As well as being faster and more energy efficient than alternative welding techniques, the process is also claimed to produce higher integrity welds.
Though it is currently used across a number of niche manufacturing areas within the aerospace and oil and gas sectors, the AFRC team hopes that its work will help open up wider applications for the process.
Working with two rotary friction welding machines, the biggest of their kind in any UK research centre, AFRC engineers and technicians are looking at how the capability could be integrated with other advanced manufacturing techniques used at the centre.
One of the initial projects using the new equipment will see rotary friction welding used alongside other capabilities at the centre to develop a high performance, high integrity component for aerospace applications.
Dr Laurie da Silva, Research Associate at the AFRC, who is leading the development of this new capability, explained: “Welding is often regarded in the manufacturing industry as an easy place for a material to fail. This, however, isn’t the case for rotary friction welding, instead it generates a very strong, high integrity joint for metallic materials.
We’re working with our members and partners on an industrial research programme that will demonstrate the considerable potential of this technology. Combining it with manufacturing techniques, such as flow forming, rotary forging and radial forging, we’re aiming to create new hybrid near net shape manufacturing processes for similar and dissimilar alloys.”
The centre – which is part of the High Value Manufacturing Catapult network – said that it has already received significant interest in its new rotary friction welding capability.
This is old technology – even for the automotive industry, with the exception (I think) of friction welding dissimilar metals. So what’s new? I was taught about the process at college in the early 70’s. Google searches will result in several production machines on the market, am confused….
Are you, by any chance, confusing it with friction stir welding? They aren’t quite the same thing.
I was involved with looking (working in aerospace) at linear friction welding and (on the periphery) of modelling rotary or inertial friction welding (both these, essentially, axisymmetric); these processes have been in use in industry for some years
In these processes large frictional loads are generated in cold material to heat it up until it is hot and very soft – whence it flows and is extruded between the contacting areas (by flow this is the hot creep flow for forging of metals).

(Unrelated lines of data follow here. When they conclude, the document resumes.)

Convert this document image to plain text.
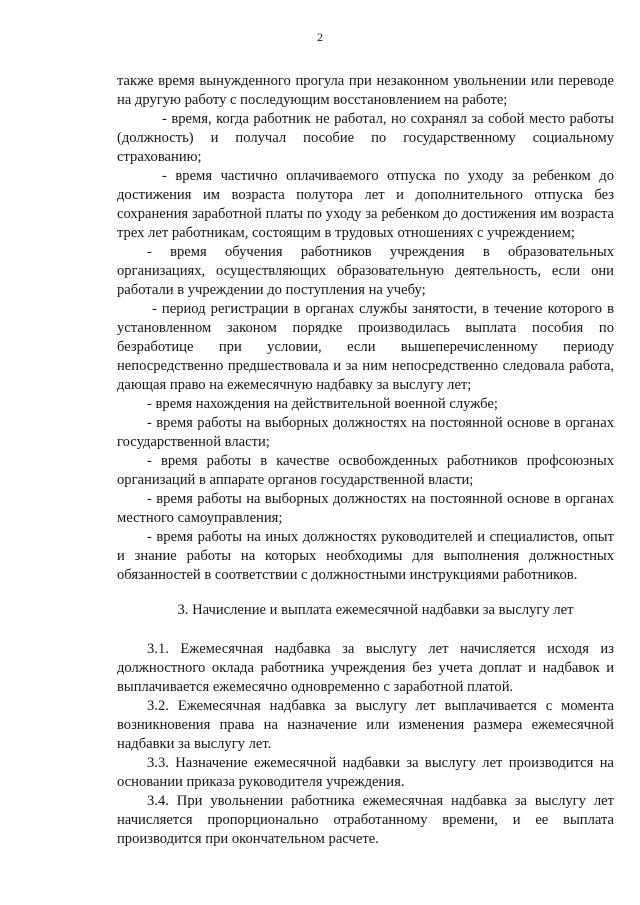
2

также время вынужденного прогула при незаконном увольнении или переводе на другую работу с последующим восстановлением на работе;

- время, когда работник не работал, но сохранял за собой место работы (должность) и получал пособие по государственному социальному страхованию;

- время частично оплачиваемого отпуска по уходу за ребенком до достижения им возраста полутора лет и дополнительного отпуска без сохранения заработной платы по уходу за ребенком до достижения им возраста трех лет работникам, состоящим в трудовых отношениях с учреждением;

- время обучения работников учреждения в образовательных организациях, осуществляющих образовательную деятельность, если они работали в учреждении до поступления на учебу;

- период регистрации в органах службы занятости, в течение которого в установленном законом порядке производилась выплата пособия по безработице при условии, если вышеперечисленному периоду непосредственно предшествовала и за ним непосредственно следовала работа, дающая право на ежемесячную надбавку за выслугу лет;

- время нахождения на действительной военной службе;

- время работы на выборных должностях на постоянной основе в органах государственной власти;

- время работы в качестве освобожденных работников профсоюзных организаций в аппарате органов государственной власти;

- время работы на выборных должностях на постоянной основе в органах местного самоуправления;

- время работы на иных должностях руководителей и специалистов, опыт и знание работы на которых необходимы для выполнения должностных обязанностей в соответствии с должностными инструкциями работников.

3. Начисление и выплата ежемесячной надбавки за выслугу лет

3.1. Ежемесячная надбавка за выслугу лет начисляется исходя из должностного оклада работника учреждения без учета доплат и надбавок и выплачивается ежемесячно одновременно с заработной платой.

3.2. Ежемесячная надбавка за выслугу лет выплачивается с момента возникновения права на назначение или изменения размера ежемесячной надбавки за выслугу лет.

3.3. Назначение ежемесячной надбавки за выслугу лет производится на основании приказа руководителя учреждения.

3.4. При увольнении работника ежемесячная надбавка за выслугу лет начисляется пропорционально отработанному времени, и ее выплата производится при окончательном расчете.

Friction stir welding is a more recent development and was invented about 1991 (by TWI) and, it too, involves frictional heating and hot creep flow but utilises a forging/forming tool which spins and traverses the joint line between two sheets of material.
All these processes involve hot solid state forming and welding which, unlike fusion welding, is not so prone to residual stress and results in a strong joint and little, if any heat affected zone
JCB have been welding their hydraulic piston heads to the rods for many years. Its certainly not new.
I watched this being done back in the 80s, joining lengths of pipe together so not so new.
I have often felt that decoupling the frictional heating from the forming part of the (solid state) diffusion welding would be advantageous in reducing the loads and making the machinery more useful and capable and affordable; i.e. pre-heating the areas to be bonded.
I believe that NASA did some work on that; I think they used lasers to pre-heat for friction stir welding – but induction could be used too.
That would make these processes less brutal and more capable and, too by being affordable, more widely applicable and used.
I should say that I believe that considering the alternatives (and advantages) to fusion welding would be a good thing for design engineers
I am sorry to appear a party-pooper, but this, like several other recent developments described in our illustrious organ looks like a University (academics, whatever that means) starting a programme (having ‘got’ some cash from a ‘pot’ no-one else spotted initiated by a Government Department whose staff know little or nothing about the field) without asking those who do know it- those like the bloggers who comment above!- what would be best. So nothing new there.
Well said!!
I tend to agree. But feel sad that advantages of solid state welding and the need for research in delivering it are, thence, being ignored.
I think it’s fair to say that the “potential” of linear friction welding has been realised. It has been around long enough. I wonder how much the taxpayer has sunk into this…
Friction welding was the standard method of producing car steering columns at the Torrington Comany’s Universal Joint Division back in the 1970’s. The two parts were popped in collet chucks and the machine run up to red heat. An abrupt bang, and the machine freewheeled to a stop as the column cooled. I will never forget the look on the face of a young female operator the first time she loaded and ran up the machine.
NEW? The rear wheel hubs from the first Fiesta were friction welded to the central tube.
There are a lot of welding process that have been around for a long time. Should we only teach new process? Friction Welding is defiantly under utilized and if it is not, it could be used more. What should be taught is application of technology and process of determining the proper use of it and best methods of determining what process to utilize.